In this research, the effects of two commonly used parameters (current and voltage) and two rarely used parameters (drum speed and nozzle offset distance) were evaluated on surface roughness, kerf width, and cutting speed during WEDM of SS 304. Electrode–workpiece interaction was studied with the help of SEM-based evidence in terms of melt pool formation and debris exclusion from the electrode–workpiece gap. After employing traditional statistical tests to filter out the significant levels of parametric effects, grey relational analysis was also performed for multi-objective optimization. Based on the results and their analyses, the following conclusions may be drawn:

• Analysis of variance revealed that the voltage, drum speed, and nozzle offset distance were significant factors for surface roughness. However, voltage was the major contributing factor, with a percentage contribution of 45%, followed by drum speed (25.8%) and nozzle offset distance (~21%). Higher values of N_OD and V at a low DS yielded a high surface finish.
• Cutting speed during WEDM of SS 304 was mainly influenced by the current, which had an exceptionally high percentage contribution of 85.5%. Moreover, an increase in the current value had a positive impact on the cutting rate.
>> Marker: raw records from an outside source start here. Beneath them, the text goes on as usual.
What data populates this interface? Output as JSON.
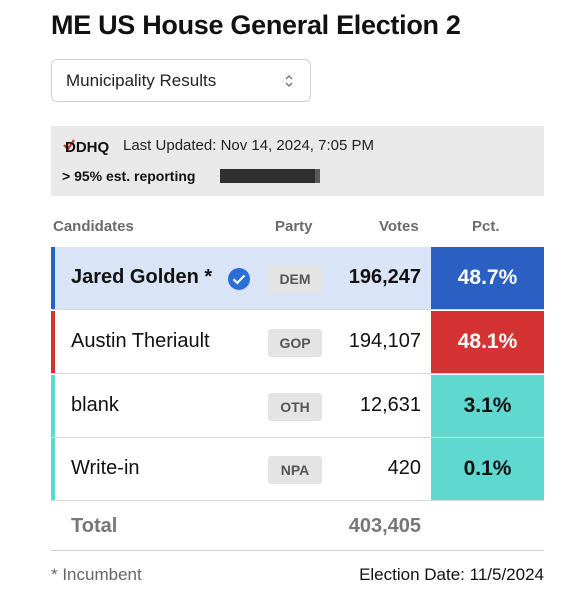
{
  "title": "ME US House General Election 2",
  "view_select": {
    "value": "Municipality Results",
    "icon": "chevron-up-down-icon"
  },
  "info": {
    "logo_text": "DDHQ",
    "last_updated": "Last Updated: Nov 14, 2024, 7:05 PM",
    "reporting": "> 95% est. reporting",
    "reporting_fraction": 0.95
  },
  "table": {
    "headers": {
      "candidates": "Candidates",
      "party": "Party",
      "votes": "Votes",
      "pct": "Pct."
    },
    "rows": [
      {
        "name": "Jared Golden *",
        "winner": true,
        "party": "DEM",
        "votes": "196,247",
        "pct": "48.7%",
        "accent": "#2b5fc4",
        "pct_bg": "#2b5fc4",
        "pct_fg": "#ffffff",
        "row_bg": "#d9e4f6"
      },
      {
        "name": "Austin Theriault",
        "winner": false,
        "party": "GOP",
        "votes": "194,107",
        "pct": "48.1%",
        "accent": "#d53333",
        "pct_bg": "#d53333",
        "pct_fg": "#ffffff",
        "row_bg": "#ffffff"
      },
      {
        "name": "blank",
        "winner": false,
        "party": "OTH",
        "votes": "12,631",
        "pct": "3.1%",
        "accent": "#5fd9cf",
        "pct_bg": "#5fd9cf",
        "pct_fg": "#111111",
        "row_bg": "#ffffff"
      },
      {
        "name": "Write-in",
        "winner": false,
        "party": "NPA",
        "votes": "420",
        "pct": "0.1%",
        "accent": "#5fd9cf",
        "pct_bg": "#5fd9cf",
        "pct_fg": "#111111",
        "row_bg": "#ffffff"
      }
    ],
    "total_label": "Total",
    "total_votes": "403,405"
  },
  "footer": {
    "note": "* Incumbent",
    "election_date": "Election Date: 11/5/2024"
  },
  "colors": {
    "winner_check": "#2b6fd6"
  }
}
The role of drum speed and nozzle offset distance was observed to be insignificant for cutting rate; however, smaller N_OD and larger DS values improved the cutting rate.
• In addition to current and voltage, drum speed was also found to be a contributing factor in reference to kerf width. The percentage contributions of current, voltage, and drum speed were 53.3%, 22.2%, and 21.2%, respectively, for kerf width. However, high values of drum speed and voltage along with a low amount of current yielded a narrower kerf.
• SEM analysis revealed that the cut surface was crowded with spherical modules at a larger nozzle offset distance because the flushing capability of the dielectric had been reduced. A low offset distance value ensured appropriate flushing because of the higher dielectric pressure, which ultimately minimized spherical module formation on the machined surface.
• Against conflicting response attributes such as surface roughness, cutting speed, and kerf width, the optimal combination of WEDM parameters achieved though grey relational analysis was voltage of 50 V, drum speed of 35 Hz, current of 3 A, and nozzle offset distance of 220 mm. This combination provided the maximum cutting speed (2.62 mm/min) along with the minimum amount of surface roughness (4.47 µm) and kerf width (0.32 mm). The results were validated by a confirmatory test, as presented in Table 5 and Figure 11.